Aaron Gordon: Stuck on a team with no real direction, Gordon would likely not entirely balk at the idea of moving to a contending franchise. Trading Monte Morris (an underpaid backup PG) and Gary Harris (plus some picks) might do the trick, and Denver would immediately gain some size, some shooting, and a player that can carry a second unit and defend capably against guards and forwards. The West is stacked with offensive talent in the backcourt, so giving Grant a partner might be an interesting option should Denver offload some of their smaller guards.
No Trade: The Nuggets don't really need to take a chance on a new player, given that their current squad was only 3 games away from reaching the NBA finals. Most reports and fans actually expect Denver to mostly run it back with a very similar squad, as the culture and team morale is at an all-time high. Mixing in new players and trading away much of the locker room might be a dangerous and risky strategy, one that GM Tim Connelly has expressed concern over.
How would I approach this offseason if I were the Denver Nuggets' FO? Quite simply, any decisions start and end with ensuring that Jerami Grant stays on the team. If that means paying the man 20 million, then you do that and build the rest of your strategy around that. Grant is immeasurably important to what the Nuggets need, and so keeping the young 3 and D wing will trump all other decisions. After that, signing a Mid Level Exception center and letting Plumlee/Millsap walk would be likely, as it would be impossible to get both players the contracts they deserve.

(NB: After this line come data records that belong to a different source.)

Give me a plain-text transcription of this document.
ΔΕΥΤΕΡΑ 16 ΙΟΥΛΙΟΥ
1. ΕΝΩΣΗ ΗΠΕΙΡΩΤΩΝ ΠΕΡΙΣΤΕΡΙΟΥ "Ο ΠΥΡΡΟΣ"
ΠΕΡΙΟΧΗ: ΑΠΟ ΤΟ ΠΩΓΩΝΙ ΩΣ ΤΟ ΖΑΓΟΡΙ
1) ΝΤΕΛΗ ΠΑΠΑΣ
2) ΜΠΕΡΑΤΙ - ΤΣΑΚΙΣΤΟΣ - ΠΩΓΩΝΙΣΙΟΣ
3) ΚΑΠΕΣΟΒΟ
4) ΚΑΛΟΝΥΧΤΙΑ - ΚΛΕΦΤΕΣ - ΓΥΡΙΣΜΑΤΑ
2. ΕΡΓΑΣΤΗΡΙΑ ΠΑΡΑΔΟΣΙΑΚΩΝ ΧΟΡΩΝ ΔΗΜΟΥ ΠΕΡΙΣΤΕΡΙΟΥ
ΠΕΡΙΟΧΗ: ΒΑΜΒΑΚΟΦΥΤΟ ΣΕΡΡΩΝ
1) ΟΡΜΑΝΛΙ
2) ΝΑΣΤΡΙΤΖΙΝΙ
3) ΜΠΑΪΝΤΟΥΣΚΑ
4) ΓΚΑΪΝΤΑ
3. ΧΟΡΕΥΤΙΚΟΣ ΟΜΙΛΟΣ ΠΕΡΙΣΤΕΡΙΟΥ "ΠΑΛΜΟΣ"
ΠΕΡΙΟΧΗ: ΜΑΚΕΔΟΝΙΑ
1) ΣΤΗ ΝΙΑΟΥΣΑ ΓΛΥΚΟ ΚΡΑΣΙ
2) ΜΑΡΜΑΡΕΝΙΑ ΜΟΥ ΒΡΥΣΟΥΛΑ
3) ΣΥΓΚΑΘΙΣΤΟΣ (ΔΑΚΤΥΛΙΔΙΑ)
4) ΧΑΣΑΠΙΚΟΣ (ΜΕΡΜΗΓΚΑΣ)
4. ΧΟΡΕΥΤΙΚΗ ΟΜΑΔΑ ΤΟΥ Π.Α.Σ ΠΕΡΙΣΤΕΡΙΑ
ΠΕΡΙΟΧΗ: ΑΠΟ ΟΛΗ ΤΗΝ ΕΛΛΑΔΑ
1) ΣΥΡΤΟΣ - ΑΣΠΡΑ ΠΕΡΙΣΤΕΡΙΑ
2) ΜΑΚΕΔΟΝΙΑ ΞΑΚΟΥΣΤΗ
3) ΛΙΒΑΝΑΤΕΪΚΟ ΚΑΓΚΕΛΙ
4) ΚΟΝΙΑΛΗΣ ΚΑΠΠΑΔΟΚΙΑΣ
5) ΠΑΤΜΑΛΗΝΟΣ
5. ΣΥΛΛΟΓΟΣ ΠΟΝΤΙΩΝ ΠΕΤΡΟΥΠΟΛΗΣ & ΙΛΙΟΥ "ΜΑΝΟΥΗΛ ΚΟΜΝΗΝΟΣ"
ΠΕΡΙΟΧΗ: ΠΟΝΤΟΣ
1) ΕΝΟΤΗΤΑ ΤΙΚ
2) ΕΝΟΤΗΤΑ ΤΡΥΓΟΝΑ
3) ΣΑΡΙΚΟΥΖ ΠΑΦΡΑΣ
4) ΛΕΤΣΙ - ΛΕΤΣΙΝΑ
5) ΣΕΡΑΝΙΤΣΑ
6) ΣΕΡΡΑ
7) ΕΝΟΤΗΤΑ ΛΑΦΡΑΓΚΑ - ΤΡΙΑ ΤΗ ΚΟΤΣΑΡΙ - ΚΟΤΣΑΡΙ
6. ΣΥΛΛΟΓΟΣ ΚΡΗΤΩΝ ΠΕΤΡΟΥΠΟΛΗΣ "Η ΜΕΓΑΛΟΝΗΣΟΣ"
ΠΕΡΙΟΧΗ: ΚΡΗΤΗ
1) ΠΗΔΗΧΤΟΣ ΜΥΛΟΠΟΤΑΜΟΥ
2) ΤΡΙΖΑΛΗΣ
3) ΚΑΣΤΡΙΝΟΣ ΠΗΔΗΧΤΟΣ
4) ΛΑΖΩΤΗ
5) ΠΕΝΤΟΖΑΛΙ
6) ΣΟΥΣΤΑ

After that, trying to sign Jrue Holiday (who I believe will be too expensive for the Nuggets) using Monte Morris, Gary Harris, Bol Bol, and Will Barton as bait would be a side project while you also try to retain P.J. Dozier, Torrey Craig, Noah Vonleh, and Troy Daniels, in that order.
The window has just opened for the Nuggets. This offseason will cement their future contending lineup for the next five years, and ultimately determine whether or not they will be able to get that elusive, first championship.